De la galerie couverte qui entourait la cour intérieure il ne reste rien. L’intérieur de l’arche principale n’est pas restauré :

L’urgence des restaurateurs a d’abord été de redresser les monuments qui pouvaient être sauvés, puis de protéger les extérieurs pour stopper les dégradations dues aux intempéries. Les restaurations des intérieurs se font ensuite.

Le dôme extérieur par contre est flamboyant

Bibi-Khanym : la coupole de la mosquée

Puis c’est l’ensemble des mosquées de la place du Registan. Le nom de cette place vient de son appellation d’origine « La place de sable ».

Cette appellation n’est pas sans rappeler la place de Grève à Paris, d’abord par la proximité des deux matières, mais aussi parce que la place de Sable était le lieu des exécutions publiques…

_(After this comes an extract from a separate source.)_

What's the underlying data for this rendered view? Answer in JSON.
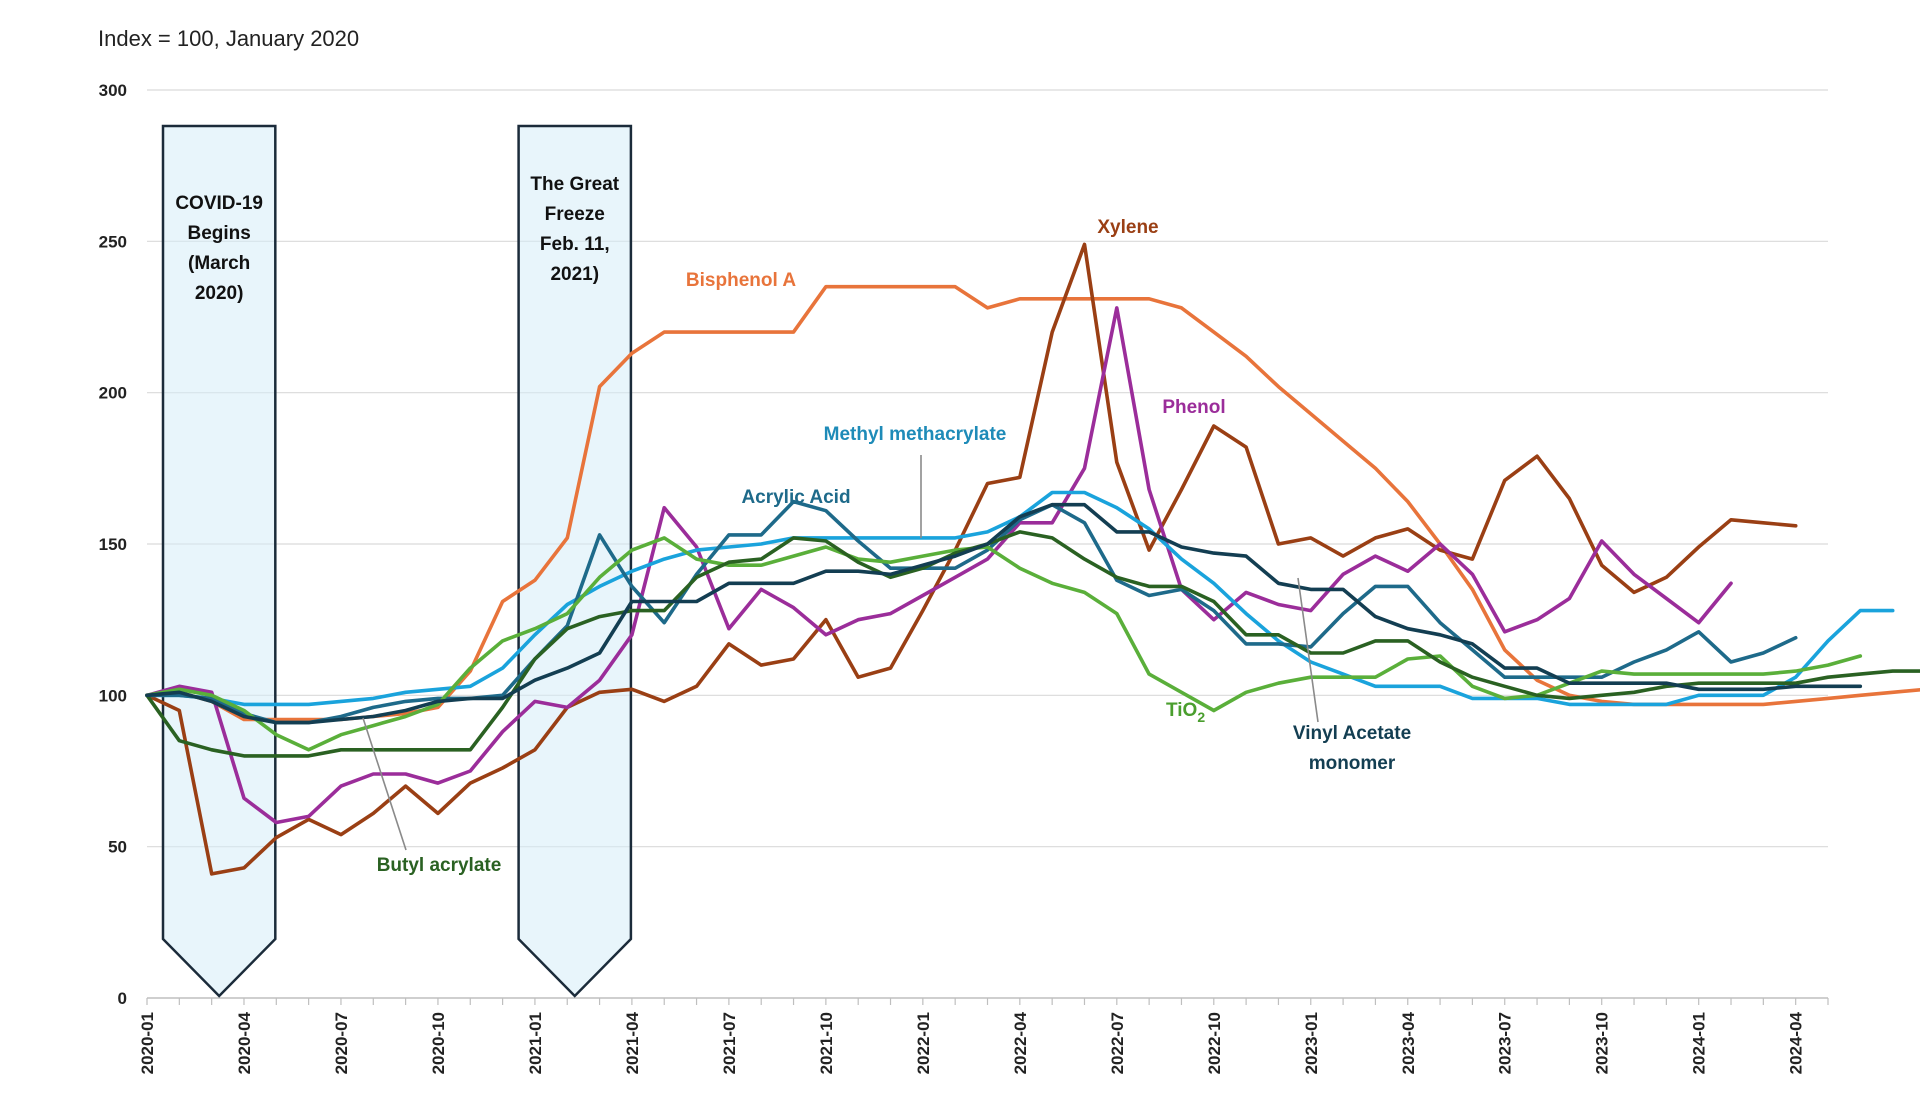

Le Registan est un ensemble de mosquées, de madrassa, de mausolées :

Lieu de rencontre des caravanes, caravansérails, lieu de prière, de justice, d’éducation, les plus grands savants, docteurs de la foi, y dispensaient leurs enseignements.

Mosquée Tilla-Kari

Ensuite nous nous dirigeons vers le mausolée de Tamerlan et des Timurides.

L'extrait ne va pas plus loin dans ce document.